Doğumdan sonra salgılanan oksitosin uterus konsantrasyonlarını sağlayarak uterus involusyonunu ve kanamayı azaltır. Yenidoğanın ısısını korumak için meme derisinde ısı artışı olur. Doğumdan sonra erken dönemde bebek ile annenin ten tene teması maternal ve fetal oksitoson seviyesinin artması ve başarılı bir emzirme için gereklidir. Doğumdan sonra annenin eforik bir hal almasının nedeninin; annede beta-endorfin, katokolemin ve oksitosinin artışından veya hepsinin artışı ile oluşan etkileşimden kaynaklandığı düşünülmektedir. Bu durumun ortaya çıkmasında göz ve deri temasının etkili olduğu düşünülmektedir
Erken ten tene temasın emzirme, fizyolojik adaptasyon ve sağlıklı anne-bebek davranışı üzerine etkisini değerlendirmek amacıyla 2177 anne ve yenidoğanı içeren 34 çalışmanın incelendiği sistematik derlemede, yapılan uygulamanın bebeğin ağlamalarını azalttığı, ilk 1-4 ay içinde emzirme üzerine pozitif etki ettiği ve emzirme süresini arttırdığı, kardiyo-solunum sistemi üzerinde pozitif etkileri olduğu belirtilmiştir.

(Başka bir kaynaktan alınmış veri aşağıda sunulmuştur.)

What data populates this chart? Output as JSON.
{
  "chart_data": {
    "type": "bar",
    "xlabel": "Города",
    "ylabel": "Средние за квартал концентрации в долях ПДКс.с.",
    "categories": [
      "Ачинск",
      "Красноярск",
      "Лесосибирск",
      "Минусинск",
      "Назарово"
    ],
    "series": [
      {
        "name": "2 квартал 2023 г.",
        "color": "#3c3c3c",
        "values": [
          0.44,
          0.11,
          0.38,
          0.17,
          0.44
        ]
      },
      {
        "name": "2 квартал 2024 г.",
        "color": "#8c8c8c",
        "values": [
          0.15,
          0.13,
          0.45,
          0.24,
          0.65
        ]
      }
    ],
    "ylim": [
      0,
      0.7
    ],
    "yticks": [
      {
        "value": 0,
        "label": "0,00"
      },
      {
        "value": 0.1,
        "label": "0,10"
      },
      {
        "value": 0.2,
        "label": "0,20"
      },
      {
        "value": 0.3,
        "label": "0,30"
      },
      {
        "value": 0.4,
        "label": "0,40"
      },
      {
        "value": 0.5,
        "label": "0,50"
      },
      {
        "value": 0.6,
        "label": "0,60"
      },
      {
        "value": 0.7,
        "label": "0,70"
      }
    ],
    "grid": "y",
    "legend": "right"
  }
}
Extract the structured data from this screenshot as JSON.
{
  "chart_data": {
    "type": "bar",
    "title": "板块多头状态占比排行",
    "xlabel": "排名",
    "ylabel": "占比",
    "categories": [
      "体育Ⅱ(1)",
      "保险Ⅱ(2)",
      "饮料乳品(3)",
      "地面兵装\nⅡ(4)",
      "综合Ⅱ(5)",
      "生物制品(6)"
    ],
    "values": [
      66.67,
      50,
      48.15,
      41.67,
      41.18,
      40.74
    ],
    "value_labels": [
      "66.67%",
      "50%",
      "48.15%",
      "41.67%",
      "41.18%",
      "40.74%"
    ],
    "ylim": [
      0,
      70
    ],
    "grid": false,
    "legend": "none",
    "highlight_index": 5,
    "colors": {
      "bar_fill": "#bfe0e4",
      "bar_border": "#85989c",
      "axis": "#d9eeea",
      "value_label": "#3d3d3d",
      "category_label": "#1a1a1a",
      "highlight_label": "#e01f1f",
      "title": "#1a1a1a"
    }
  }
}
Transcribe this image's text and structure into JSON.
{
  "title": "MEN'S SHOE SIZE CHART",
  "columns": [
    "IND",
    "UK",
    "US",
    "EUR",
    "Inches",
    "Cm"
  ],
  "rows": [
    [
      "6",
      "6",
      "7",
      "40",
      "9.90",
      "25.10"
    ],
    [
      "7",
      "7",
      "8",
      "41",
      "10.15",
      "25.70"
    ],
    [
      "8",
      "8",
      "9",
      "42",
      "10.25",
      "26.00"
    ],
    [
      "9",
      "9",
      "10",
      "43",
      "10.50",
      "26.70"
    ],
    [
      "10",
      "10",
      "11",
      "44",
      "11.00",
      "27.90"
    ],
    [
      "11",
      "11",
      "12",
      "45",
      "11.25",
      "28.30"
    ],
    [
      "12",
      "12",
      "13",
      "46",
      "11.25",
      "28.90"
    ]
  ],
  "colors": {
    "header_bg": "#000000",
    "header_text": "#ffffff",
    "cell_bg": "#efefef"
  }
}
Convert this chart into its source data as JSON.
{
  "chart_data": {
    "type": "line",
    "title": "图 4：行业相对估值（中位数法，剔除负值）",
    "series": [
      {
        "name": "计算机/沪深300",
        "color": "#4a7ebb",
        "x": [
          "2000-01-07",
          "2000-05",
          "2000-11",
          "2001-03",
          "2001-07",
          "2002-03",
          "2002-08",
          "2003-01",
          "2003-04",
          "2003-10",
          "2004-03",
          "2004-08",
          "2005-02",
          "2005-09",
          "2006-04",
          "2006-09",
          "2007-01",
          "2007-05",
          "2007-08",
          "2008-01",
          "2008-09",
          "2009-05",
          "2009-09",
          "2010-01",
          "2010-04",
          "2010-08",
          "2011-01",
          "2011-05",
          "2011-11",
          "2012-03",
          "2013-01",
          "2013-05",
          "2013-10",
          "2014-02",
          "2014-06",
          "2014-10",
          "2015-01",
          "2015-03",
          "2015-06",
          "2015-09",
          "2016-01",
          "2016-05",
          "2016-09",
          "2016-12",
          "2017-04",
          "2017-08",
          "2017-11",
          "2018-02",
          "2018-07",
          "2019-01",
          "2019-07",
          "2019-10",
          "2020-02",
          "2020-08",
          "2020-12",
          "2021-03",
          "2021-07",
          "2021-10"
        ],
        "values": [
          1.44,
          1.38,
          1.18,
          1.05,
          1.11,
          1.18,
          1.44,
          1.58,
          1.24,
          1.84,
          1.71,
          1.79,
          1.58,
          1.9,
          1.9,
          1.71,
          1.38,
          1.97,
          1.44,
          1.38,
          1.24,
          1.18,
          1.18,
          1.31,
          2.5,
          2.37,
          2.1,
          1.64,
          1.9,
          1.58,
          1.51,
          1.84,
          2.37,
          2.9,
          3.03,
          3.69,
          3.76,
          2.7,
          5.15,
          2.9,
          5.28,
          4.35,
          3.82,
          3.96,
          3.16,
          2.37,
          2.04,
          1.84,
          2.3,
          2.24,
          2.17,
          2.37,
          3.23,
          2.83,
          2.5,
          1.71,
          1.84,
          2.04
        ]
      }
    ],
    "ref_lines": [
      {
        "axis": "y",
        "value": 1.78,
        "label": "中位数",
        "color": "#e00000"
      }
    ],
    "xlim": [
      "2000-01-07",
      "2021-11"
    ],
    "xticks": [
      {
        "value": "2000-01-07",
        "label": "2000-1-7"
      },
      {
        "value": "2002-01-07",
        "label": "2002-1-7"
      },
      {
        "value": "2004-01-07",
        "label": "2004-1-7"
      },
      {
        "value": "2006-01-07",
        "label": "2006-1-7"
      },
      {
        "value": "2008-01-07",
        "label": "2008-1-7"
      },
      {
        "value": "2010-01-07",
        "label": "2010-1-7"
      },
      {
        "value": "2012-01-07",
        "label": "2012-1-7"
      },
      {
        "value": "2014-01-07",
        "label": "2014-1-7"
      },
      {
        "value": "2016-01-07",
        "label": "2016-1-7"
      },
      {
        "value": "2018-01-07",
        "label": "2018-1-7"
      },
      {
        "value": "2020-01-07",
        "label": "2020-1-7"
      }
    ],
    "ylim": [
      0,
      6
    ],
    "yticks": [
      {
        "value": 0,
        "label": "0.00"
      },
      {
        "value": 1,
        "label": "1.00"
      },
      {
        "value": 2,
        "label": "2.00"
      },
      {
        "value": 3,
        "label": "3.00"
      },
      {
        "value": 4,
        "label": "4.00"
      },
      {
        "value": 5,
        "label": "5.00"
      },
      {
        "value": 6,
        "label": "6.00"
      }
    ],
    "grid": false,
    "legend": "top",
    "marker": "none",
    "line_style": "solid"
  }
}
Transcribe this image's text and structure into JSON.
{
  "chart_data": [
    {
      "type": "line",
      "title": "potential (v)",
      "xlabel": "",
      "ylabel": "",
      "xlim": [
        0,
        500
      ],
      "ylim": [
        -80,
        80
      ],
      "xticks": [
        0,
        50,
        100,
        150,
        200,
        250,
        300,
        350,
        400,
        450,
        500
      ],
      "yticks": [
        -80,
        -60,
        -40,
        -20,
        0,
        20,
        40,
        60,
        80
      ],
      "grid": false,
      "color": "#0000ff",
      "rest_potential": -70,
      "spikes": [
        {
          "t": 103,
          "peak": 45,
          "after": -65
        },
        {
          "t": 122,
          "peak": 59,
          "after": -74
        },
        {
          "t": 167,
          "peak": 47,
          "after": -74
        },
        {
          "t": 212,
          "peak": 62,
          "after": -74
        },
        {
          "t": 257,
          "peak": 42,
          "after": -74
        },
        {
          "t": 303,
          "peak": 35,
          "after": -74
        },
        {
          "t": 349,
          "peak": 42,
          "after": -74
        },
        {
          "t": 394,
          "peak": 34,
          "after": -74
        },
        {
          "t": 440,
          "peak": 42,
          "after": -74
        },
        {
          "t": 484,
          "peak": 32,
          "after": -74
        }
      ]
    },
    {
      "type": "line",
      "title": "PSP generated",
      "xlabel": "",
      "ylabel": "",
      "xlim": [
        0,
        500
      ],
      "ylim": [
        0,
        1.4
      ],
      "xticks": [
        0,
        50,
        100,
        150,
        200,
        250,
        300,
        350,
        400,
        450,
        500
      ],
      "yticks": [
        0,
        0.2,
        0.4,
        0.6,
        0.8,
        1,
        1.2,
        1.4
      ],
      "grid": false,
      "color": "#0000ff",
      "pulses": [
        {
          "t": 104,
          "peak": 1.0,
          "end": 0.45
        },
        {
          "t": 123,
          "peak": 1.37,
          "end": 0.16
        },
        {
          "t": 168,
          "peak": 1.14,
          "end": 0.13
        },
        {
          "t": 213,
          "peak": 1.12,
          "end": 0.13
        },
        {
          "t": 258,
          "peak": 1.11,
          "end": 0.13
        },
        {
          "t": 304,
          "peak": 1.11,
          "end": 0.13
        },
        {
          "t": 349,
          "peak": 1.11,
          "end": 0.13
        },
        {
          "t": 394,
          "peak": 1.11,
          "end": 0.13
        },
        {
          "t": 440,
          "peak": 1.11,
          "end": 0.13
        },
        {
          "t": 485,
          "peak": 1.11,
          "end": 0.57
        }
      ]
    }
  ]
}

Doğumdan hemen sonra bebeklerini kucaklamaları sağlanan hem annelerin hem babaların rutin davranışlar olarak; önce parmak uçlarıyla hafifçe dokunduğu sonra yavaş yavaş sırt ve göğüslerini ovmaya başladığı belirtilmektedir. Doğumdan sonraki ilk bir saat içinde çocuğun gözle kontakt kurabildiği, duyduğu seslere başını çevirebildiği, hatta annenin konuşmasıyla ritim içinde vücudunu oynatabildiği belirtilmiştir.